Let’s face it: Key deer, a slightly smaller, stockier subspecies of the common white-tailed deer, have plenty of problems. Only about 800 of them survive, confined to a few small islands in the Florida Keys. You could whip through their entire habitat in about 10 minutes on Route 1, and plenty of motorists do, incidentally killing about 150 of the deer every year. They’re on the endangered species list.

Sound bad? Early this week, it got much worse.

Staff at the National Key Deer Refuge found deer infested with maggots of the New World screwworm fly, an invasive species that hasn’t been seen in this country in half a century. The flies have a nasty habit of laying their eggs on open wounds, and when they hatch, the maggots feed by digging corkscrew holes into the flesh of the host animal.

“They’re in as gory of a condition as you can imagine,” Dan Clark, the refuge manager, told a reporter. He wasn’t exaggerating: One photo showed a deer waiting stoically as the writhing maggots seemed to be peeling the skin off the back of its head. U.S. Fish and Wildlife staff charged with protecting the deer began euthanizing the victims instead, by firing a spring-loaded bolt into their skulls. Then they collected the maggots to prevent them from spreading. So far about 40 of the infested deer have died.

(Photo: Steve Waters/'Sun Sentinel'/MCT via Getty Images)

Other government officials weren’t fretting so much about the endangered deer. They worried instead about cattle, another invasive species. Mention of screwworm flies “sends shivers down every rancher’s spine,” said Adam H. Putnam, Florida’s commissioner of agriculture. He declared a state of emergency, noting that Florida’s livestock industry “generates $2.78 billion in annual economic impact and supports more than 41,000 jobs.” The state has established an “animal health check point” to spot screwworm-infested pets in vehicles leaving the quarantined zone.

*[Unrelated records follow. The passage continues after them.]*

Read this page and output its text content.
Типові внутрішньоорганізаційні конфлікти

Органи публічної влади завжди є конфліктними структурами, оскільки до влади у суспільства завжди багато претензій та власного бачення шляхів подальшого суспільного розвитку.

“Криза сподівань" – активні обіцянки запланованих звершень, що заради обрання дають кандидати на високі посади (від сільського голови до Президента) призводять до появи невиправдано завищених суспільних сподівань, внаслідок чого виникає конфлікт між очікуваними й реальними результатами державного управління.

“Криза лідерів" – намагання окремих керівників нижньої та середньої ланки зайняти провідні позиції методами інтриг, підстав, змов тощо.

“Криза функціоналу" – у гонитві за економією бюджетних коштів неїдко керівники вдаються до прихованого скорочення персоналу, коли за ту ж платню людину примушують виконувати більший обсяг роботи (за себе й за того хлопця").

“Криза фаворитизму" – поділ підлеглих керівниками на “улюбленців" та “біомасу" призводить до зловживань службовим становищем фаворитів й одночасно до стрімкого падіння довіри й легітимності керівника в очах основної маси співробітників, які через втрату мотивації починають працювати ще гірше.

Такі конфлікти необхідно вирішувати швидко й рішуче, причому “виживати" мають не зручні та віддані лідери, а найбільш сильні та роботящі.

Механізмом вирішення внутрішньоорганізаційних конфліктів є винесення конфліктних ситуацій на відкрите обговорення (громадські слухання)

Despite the scary headlines, livestock ranchers (and pet owners) probably don’t have much to worry about. The U.S. government succeeded in eradicating the screwworm fly from this country in the mid-20th century, though it persisted in South America and on a few Caribbean islands. (How the screwworm returned remains unknown.) It did so then—and will do so again—with the help of the sort of taxpayer-funded basic research that shortsighted politicians love to ridicule. Back then, U.S. Sen. William Proxmire got wind of a $250,000 federal research grant to a Texas entomologist named Edward F. Knipling. Proxmire singled out the project for one of his Golden Fleece Awards because studying “the sex life of parasitic screwworm flies” just seemed like a waste of taxpayer dollars.

Knipling was developing what some scientists have praised as “the single most original thought in the 20th century.” It involved releasing large quantities of artificially sterilized male screwworm flies. Female flies of the species mate only once, and because mating with sterilized males produced no eggs, the wild population quickly dwindled, leading to eradication in 1966.

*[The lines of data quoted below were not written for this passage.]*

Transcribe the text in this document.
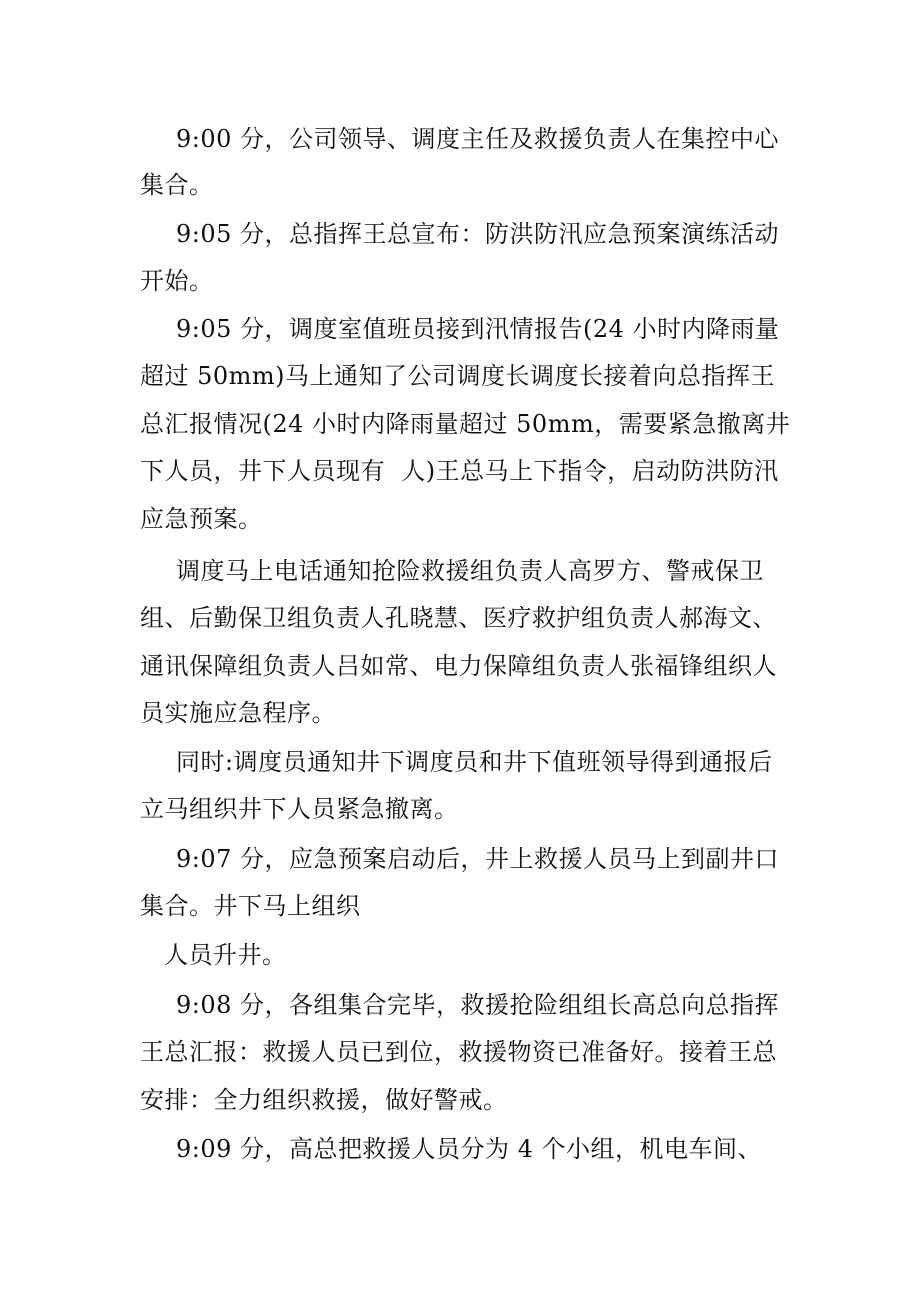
9:00 分，公司领导、调度主任及救援负责人在集控中心
集合。
9:05 分，总指挥王总宣布：防洪防汛应急预案演练活动
开始。
9:05 分，调度室值班员接到汛情报告(24 小时内降雨量
超过 50mm)马上通知了公司调度长调度长接着向总指挥王
总汇报情况(24 小时内降雨量超过 50mm，需要紧急撤离井
下人员，井下人员现有  人)王总马上下指令，启动防洪防汛
应急预案。
调度马上电话通知抢险救援组负责人高罗方、警戒保卫
组、后勤保卫组负责人孔晓慧、医疗救护组负责人郝海文、
通讯保障组负责人吕如常、电力保障组负责人张福锋组织人
员实施应急程序。
同时:调度员通知井下调度员和井下值班领导得到通报后
立马组织井下人员紧急撤离。
9:07 分，应急预案启动后，井上救援人员马上到副井口
集合。井下马上组织
人员升井。
9:08 分，各组集合完毕，救援抢险组组长高总向总指挥
王总汇报：救援人员已到位，救援物资已准备好。接着王总
安排：全力组织救援，做好警戒。
9:09 分，高总把救援人员分为 4 个小组，机电车间、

The continuing benefit to cattle ranchers just from the screwworm program is worth an estimated $1 billion year in and year out, not a bad return on a small taxpayer investment in basic science. Public health agencies have used the “sterile insect technique” against a host of other human and animal pests, and they have announced plans to use it again in the Florida Keys.

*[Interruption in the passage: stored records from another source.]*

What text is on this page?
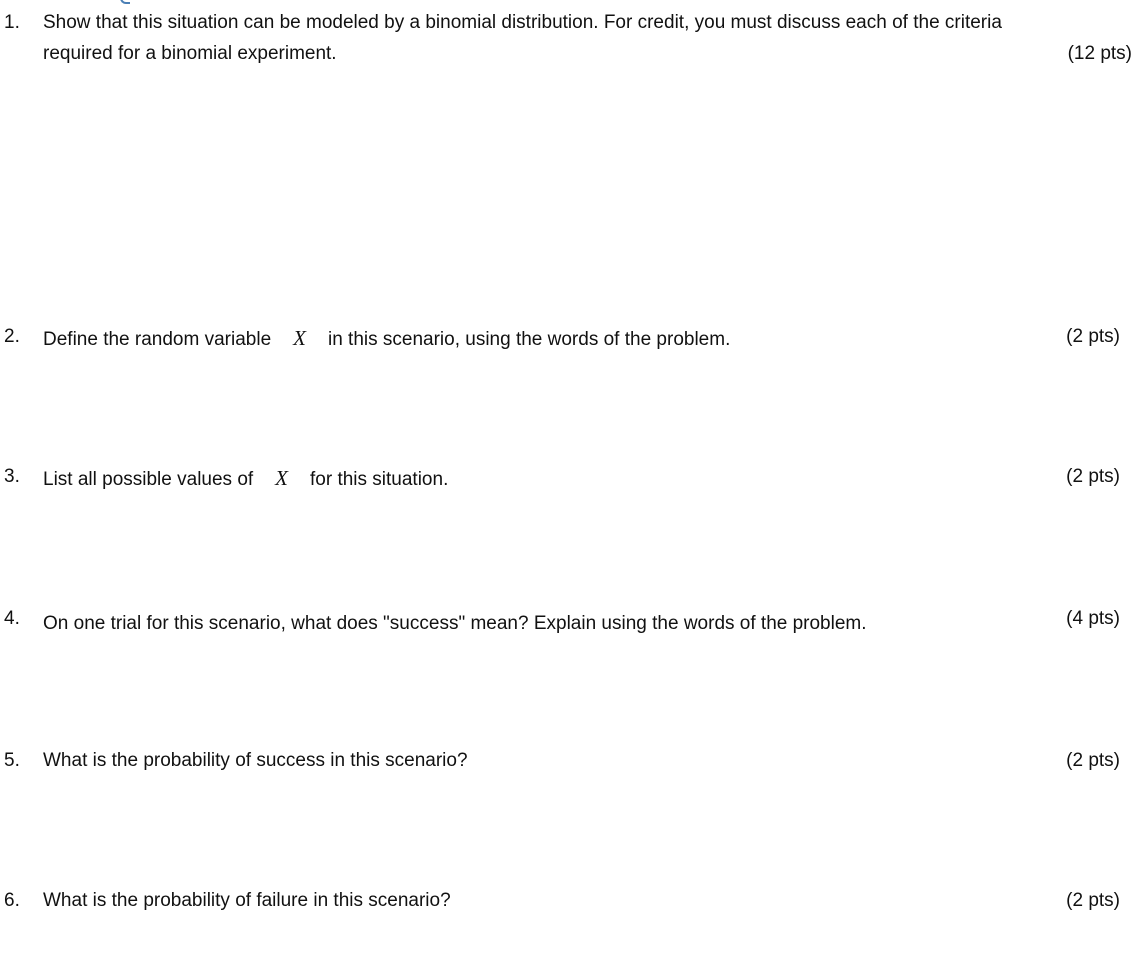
1. Show that this situation can be modeled by a binomial distribution. For credit, you must discuss each of the criteria
required for a binomial experiment.	(12 pts)
2. Define the random variable X in this scenario, using the words of the problem.	(2 pts)
3. List all possible values of X for this situation.	(2 pts)
4. On one trial for this scenario, what does "success" mean? Explain using the words of the problem.	(4 pts)
5. What is the probability of success in this scenario?	(2 pts)
6. What is the probability of failure in this scenario?	(2 pts)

So where does that leave the Key deer? I’d like to say that all will be well once the screwworm fly invasion ends. But there is plenty of bad news to spread around: Rising sea levels mean that what’s left of Key deer habitat—low-lying hardwood hammocks, mangroves, and freshwater wetlands—could all vanish in this century. When that happens, there will be no place left for Key deer to call home.